Rather inexplicably, a wealthy and powerful living vampire named Ivy decides to quit with Rachel and go into a partnership with her. Their third partner is a 4 inch pixy named Jenks who is married and has 54 children. Don’t be fooled by his size, Jenks is formidable. Fortuitously, Ivy owns a former church on consecrated ground that’s just perfect for a witch. I think we’re going to find out that this isn’t a coincidence. I spent a good portion of the first two books wondering what was up with Ivy and why she was there. It seemed possible for awhile that she was going to serve as the regular Deus ex machina, but she is shaping up to be an interesting and complex character in her own right.
Over the first three and a half books, Rachel starts exploring magic more, her skills develop as the threats she faces ratchet up. We meet her likely love interests, her antagonists, and the parameters for Post Turn Cincinnati become more fleshed out. I don’t know if Kim Harrison planned this, or if it developed naturally as she wrote the series, but in each succeeding book, the characters become more focused, and I become more comfortable with them, as Rachel gets to know them better.
The moment I fell in love happened 61% of the way into book 4 – Ivy and Rachel are talking while Rachel is having an emotionally low moment and Ivy says something to Rachel that illuminates everything that has gone before, and sells me on the series.
“So you need the rush of possible death to keep your soul awake and turn you on. That’s not bad. It just says you’re one powerful bitch, whether you know it or not. Dangerous doesn’t always equal untrustworthy. Drink your cocoa and get over it.”
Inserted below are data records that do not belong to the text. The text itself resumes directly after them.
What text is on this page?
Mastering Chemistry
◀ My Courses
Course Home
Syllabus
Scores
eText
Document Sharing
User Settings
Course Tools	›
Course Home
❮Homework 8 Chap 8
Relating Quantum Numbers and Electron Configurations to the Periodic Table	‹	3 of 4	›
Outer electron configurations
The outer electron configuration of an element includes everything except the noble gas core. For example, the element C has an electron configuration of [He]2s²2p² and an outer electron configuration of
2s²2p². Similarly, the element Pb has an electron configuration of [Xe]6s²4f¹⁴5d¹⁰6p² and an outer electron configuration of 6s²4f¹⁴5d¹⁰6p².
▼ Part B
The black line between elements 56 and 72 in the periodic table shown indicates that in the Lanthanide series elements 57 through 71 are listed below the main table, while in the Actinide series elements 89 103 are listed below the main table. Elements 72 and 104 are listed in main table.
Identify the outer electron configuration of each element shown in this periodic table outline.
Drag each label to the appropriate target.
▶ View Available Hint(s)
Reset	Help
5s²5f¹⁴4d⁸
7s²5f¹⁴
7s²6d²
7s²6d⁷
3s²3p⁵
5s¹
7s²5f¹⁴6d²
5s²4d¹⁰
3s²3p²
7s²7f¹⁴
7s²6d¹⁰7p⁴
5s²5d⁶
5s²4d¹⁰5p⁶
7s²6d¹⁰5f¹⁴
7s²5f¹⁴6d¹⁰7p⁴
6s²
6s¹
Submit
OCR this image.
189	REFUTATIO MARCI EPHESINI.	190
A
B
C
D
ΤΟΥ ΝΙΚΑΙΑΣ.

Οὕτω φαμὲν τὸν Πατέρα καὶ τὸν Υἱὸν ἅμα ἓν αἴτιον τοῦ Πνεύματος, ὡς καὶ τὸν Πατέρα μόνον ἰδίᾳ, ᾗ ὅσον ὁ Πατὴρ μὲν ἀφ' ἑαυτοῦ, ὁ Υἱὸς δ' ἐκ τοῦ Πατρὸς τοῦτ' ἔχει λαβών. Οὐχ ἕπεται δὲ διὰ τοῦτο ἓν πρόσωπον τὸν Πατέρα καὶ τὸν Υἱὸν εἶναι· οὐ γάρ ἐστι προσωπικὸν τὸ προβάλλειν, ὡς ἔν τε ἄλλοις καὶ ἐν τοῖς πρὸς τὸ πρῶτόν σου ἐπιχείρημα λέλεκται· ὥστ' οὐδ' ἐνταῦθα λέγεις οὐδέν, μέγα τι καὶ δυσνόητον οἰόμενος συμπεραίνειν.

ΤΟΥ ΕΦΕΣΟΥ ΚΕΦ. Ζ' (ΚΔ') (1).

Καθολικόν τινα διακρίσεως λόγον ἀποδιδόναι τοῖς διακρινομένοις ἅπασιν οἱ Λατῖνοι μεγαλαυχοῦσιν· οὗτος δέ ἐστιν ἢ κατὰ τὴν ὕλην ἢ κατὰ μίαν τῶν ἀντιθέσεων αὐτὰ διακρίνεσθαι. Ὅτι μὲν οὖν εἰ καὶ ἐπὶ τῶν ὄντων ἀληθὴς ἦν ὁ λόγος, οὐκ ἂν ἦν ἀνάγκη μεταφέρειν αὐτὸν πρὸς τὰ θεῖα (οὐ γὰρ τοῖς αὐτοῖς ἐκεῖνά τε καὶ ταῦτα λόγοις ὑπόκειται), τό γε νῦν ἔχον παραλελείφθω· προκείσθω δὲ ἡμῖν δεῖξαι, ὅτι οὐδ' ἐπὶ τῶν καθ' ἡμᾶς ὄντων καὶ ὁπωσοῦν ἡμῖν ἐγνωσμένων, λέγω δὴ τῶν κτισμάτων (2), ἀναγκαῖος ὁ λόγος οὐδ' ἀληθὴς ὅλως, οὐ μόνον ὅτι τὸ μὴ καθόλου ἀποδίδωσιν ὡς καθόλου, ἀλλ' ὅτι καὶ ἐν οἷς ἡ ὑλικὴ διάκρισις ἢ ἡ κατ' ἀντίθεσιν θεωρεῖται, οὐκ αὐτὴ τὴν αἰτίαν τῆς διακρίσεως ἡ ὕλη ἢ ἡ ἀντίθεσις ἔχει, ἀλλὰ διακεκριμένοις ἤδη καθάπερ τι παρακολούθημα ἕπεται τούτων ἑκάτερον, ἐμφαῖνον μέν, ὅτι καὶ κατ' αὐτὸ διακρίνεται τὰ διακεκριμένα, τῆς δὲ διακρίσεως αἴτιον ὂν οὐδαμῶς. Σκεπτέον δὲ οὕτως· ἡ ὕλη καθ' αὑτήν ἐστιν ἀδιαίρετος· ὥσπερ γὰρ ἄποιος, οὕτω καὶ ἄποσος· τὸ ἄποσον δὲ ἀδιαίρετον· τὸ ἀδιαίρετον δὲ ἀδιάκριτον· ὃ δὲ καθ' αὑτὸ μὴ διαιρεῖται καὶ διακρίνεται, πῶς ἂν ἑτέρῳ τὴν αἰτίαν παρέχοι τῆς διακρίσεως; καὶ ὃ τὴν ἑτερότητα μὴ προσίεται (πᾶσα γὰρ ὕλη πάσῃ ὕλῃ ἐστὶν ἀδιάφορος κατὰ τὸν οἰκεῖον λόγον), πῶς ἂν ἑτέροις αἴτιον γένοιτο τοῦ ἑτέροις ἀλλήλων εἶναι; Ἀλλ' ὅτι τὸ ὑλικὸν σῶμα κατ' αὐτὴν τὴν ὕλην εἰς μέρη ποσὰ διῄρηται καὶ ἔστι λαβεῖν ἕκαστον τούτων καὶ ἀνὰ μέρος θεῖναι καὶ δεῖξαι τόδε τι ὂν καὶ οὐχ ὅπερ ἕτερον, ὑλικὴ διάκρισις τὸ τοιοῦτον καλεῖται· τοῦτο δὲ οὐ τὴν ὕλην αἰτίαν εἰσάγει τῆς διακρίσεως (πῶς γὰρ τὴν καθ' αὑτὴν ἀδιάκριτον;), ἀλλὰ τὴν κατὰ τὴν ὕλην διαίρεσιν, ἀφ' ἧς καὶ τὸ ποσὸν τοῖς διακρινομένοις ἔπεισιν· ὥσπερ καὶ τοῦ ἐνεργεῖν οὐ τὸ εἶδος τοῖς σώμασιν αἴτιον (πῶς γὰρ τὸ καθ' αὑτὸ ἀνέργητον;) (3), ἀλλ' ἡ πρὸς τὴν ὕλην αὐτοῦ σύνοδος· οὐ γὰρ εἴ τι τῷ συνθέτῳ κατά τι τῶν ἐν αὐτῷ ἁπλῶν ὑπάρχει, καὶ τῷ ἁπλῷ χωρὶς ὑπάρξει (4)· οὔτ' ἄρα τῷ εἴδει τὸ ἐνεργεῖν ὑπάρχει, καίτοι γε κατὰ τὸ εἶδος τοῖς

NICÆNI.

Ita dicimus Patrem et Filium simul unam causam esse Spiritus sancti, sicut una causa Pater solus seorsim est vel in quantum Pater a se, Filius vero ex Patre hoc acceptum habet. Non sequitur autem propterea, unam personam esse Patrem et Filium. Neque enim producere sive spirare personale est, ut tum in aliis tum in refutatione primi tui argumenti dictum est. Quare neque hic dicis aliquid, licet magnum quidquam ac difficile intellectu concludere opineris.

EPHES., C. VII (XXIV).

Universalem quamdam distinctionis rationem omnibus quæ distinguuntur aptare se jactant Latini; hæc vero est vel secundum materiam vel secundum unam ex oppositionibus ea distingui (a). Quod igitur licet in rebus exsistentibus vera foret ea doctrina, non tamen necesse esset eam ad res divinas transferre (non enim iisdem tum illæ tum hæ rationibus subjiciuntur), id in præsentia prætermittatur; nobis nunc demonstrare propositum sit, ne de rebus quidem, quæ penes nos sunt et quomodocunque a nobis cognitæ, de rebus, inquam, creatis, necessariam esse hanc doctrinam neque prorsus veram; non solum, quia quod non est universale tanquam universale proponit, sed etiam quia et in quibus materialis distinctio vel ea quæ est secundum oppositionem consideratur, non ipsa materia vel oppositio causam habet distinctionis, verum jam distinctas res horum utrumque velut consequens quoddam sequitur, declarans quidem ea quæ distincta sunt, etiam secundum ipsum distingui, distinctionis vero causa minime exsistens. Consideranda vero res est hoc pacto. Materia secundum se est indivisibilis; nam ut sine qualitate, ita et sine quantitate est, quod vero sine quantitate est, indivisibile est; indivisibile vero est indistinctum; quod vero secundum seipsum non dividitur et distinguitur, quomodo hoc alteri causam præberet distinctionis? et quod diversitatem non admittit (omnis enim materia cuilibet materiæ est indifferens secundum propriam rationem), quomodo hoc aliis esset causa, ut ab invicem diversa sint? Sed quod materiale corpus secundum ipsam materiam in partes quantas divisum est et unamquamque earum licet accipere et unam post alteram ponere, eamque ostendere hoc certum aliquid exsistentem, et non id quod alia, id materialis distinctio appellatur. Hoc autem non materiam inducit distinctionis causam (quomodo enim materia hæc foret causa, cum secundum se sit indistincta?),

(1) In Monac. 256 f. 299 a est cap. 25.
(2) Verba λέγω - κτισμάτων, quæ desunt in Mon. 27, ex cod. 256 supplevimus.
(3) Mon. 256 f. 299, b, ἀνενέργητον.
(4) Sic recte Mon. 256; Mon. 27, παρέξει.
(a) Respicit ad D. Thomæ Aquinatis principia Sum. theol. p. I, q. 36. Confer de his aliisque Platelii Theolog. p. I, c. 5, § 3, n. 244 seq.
This is where I know the author sees more in Rachel than bluster and angst. This is the moment when I know all this stuff is going to pay off. I haven’t read any further, so it may not pay off well, but this is the moment I know I’m going to marathon through 9 more books. It doesn’t really matter that my discovery process will be weeks, not years. I’m in. Start with book 1, Dead Witch Walking. Nothing will really make sense if you don’t. It’s good if not great, and necessary to get the really good stuff later on.